Thomas cautioned against misreading employee feedback. “What we are hearing is not resistance. What we are hearing is concern. We are hearing hurt. And we are hearing a desire for respect, relevance and belonging.”
She added that many organisational frameworks are outdated. “Many of our policies, procedures, KPIs, career paths and perspectives were designed for a world that no longer exists.”
Talent, Culture and Customer Trust
A highlight of the conference was a panel discussion titled Leading the Future Workforce: How Telecom CEOs are Redefining Talent, Culture and Creativity, moderated by Richard Solomon, Managing Director of the Development Consulting Centre Ltd.
The panel featured Simone Martin-Sulgan, Vice President and General Manager at FLOW; Kurleigh Prescod, Chief Executive Officer of the Telecommunications Authority of Trinidad and Tobago (TATT); and Pieter Verkade, Chief Executive Officer of Digicel Trinidad and Tobago.
Panellists explored how telecommunications leaders are shifting from infrastructure-centric narratives to people-centred outcomes.
“We’re moving away from talking about tech and infrastructure, and becoming truly customer-obsessed,” Martin-Sulgan said. “Our message isn’t ‘bigger, better, faster’ anymore — it’s about the real benefits in people’s lives. That’s how we change the narrative and build the trust we need for customers to let us play a meaningful role in their digital journey,” she added.

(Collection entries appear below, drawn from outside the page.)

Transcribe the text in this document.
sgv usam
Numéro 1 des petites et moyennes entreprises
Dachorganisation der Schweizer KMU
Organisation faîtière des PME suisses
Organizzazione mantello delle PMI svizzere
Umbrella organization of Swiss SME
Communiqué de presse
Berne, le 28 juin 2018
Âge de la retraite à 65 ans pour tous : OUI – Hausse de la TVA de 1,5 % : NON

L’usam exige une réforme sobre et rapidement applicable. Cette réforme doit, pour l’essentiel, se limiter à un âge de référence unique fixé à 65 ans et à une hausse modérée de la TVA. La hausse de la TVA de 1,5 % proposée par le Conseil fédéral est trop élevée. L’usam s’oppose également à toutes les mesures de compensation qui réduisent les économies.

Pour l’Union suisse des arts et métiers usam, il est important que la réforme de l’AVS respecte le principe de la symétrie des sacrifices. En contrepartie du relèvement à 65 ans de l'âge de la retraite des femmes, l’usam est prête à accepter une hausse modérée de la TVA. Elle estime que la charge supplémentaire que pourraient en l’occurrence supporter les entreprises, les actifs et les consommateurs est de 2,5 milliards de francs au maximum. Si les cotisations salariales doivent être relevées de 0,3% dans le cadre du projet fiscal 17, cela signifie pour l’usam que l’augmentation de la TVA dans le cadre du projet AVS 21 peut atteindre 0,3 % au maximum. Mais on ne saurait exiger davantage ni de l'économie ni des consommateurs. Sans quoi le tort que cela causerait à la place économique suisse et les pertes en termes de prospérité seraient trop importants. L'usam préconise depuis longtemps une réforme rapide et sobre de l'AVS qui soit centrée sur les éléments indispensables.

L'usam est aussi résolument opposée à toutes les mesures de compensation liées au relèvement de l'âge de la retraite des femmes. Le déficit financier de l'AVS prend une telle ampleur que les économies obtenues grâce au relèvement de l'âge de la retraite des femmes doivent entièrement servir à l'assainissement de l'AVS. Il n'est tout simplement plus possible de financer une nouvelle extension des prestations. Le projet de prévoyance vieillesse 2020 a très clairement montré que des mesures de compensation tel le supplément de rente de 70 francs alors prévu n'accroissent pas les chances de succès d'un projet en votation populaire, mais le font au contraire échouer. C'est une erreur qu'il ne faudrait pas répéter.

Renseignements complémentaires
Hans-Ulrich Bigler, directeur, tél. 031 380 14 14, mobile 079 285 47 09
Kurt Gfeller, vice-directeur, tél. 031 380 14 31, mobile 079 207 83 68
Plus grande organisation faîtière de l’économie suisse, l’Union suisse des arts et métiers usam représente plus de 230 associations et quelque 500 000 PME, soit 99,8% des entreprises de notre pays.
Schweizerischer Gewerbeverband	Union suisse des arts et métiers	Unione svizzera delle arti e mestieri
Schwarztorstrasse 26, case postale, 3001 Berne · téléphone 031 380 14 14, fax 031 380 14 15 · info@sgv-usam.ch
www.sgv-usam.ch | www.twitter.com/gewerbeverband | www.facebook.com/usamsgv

Thomas also shared a candid reflection on culture change within TSTT. “Three years ago, our people told us we had to do better. We confronted it,” she said. “We ran a programme that challenged our mindset and focus, and we put our leaders through a kind of boot camp. It didn’t change overnight, but the very next year our engagement scores jumped ten points.”
She said the experience demonstrated the value of confronting uncomfortable truths. “It proved that if you confront the hard truths, you can genuinely reshape culture.”

HR Strategy as a regional imperative
Charles Douglas, Vice Chairman of CANTO, reminded attendees that HR strategy is now inseparable from the region’s ability to compete. “As an industry, we are investing heavily in networks, digital platforms and emerging technologies such as AI,” Douglas said. “But none of this delivers value without a workforce that is skilled, adaptable and engaged.”
He noted that talent challenges are amplified in small, open Caribbean economies. “In small, open Caribbean markets, where talent mobility is high and competition is global, HR strategy is directly linked to our ability to compete and to serve our societies. This forum reflects CANTO’s role as a convenor, bringing the region together to share practical experience, align thinking and learn from one another. The challenges we face are not unique to any single operator or country,” he reminded attendees.
He encouraged participants to engage openly and apply what they had learned. “Today is about honest conversation and practical exchange. I encourage you to challenge assumptions and make full use of the expertise in the room.”
People at the centre of competitiveness
Across 2 days of high-level discussion across regional telecoms, the inaugural CANTO HR Leadership Conference delivered a clear conclusion: technology alone will not secure the Caribbean’s future.
That future depends on people-centred governance, resilient leadership cultures and HR strategies aligned to digital delivery. As organisations across the region invest in AI, automation and next-generation networks, participants agreed that HR leadership must evolve in parallel to build trust, sustain talent and translate innovation into lasting economic and social impact.
The conference marked a significant expansion of CANTO Connect’s agenda, placing human capital firmly at the centre of the Caribbean’s competitiveness conversation in the technology and telecommunications sectors.